Trained as a child neurologist, Zoghbi could not bear the plight of children affected by devastating neurological diseases so she pursued research in hope of helping her patients. After encounters with patients with Rett syndrome—a disorder that strikes after a year of normal development and presents with developmental regression, social withdrawal, loss of hand use and compulsive wringing of the hands, seizures and a variety of neurobehavioral symptoms—she decided to find its genetic roots. The biggest challenge was that Rett syndrome is typically a sporadic disorder (one in a family) and the genome was neither mapped nor sequenced. Zoghbi’s perseverance paid off when after a 16-year search she discovered that Rett syndrome is caused by mutations in MECP2. Zoghbi revealed the importance of MeCP2 for the function of various neuronal subtypes and pinpointed the contributions of various neuronal subtypes in the brain to various neuropsychiatric features.
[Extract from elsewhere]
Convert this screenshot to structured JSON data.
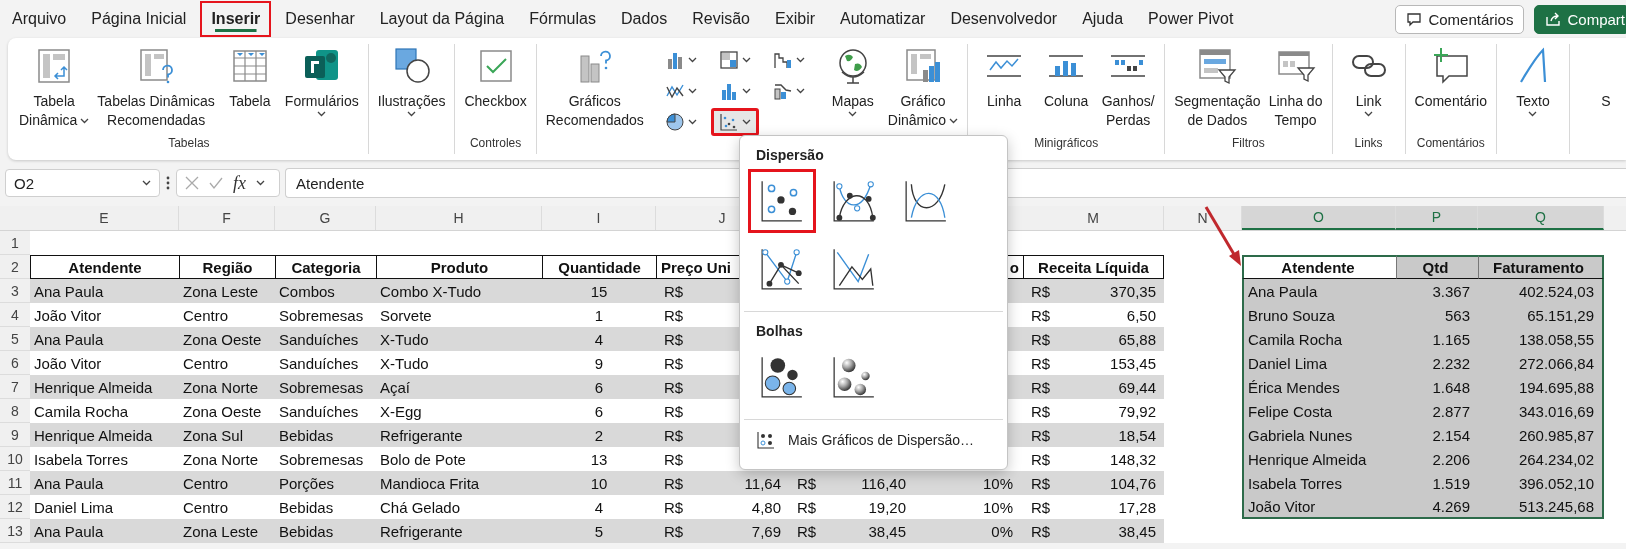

Zoghbi also provided evidence that the brain is exquisitely sensitive to the levels of MeCP2 and that doubling MeCP2 levels causes progressive neurological deficits in mice. This disorder is now recognized as MECP2 Duplication Syndrome in humans. Her recent work showed the symptoms of adult mice modeling the duplication disorder can be reversed using antisense oligonucleotides that normalize MeCP2 levels.

The Impact:

The discovery of the Rett syndrome gene provided a straightforward diagnostic genetic test allowing early and accurate diagnosis of the syndrome. It also revealed that mutations in MECP2 can also cause a host of other neuropsychiatric features ranging from autism to juvenile onset schizophrenia. Further, it provided evidence that an autism spectrum disorder (ASD) or an intellectual disability disorder (IDDs) can be genetic even if it is sporadic (not inherited). Today we know that dozens of ASDs and IDDs are caused by sporadic new mutations. Moreover, her discovery opened up a new area of research on the role of epigenetics in neuropsychiatric phenotypes. Her use of an antisense oligonucleotide to lower MeCP2 levels provides a potential therapeutic strategy for the MECP2 duplication syndrome and inspires similar studies for other duplication disorders.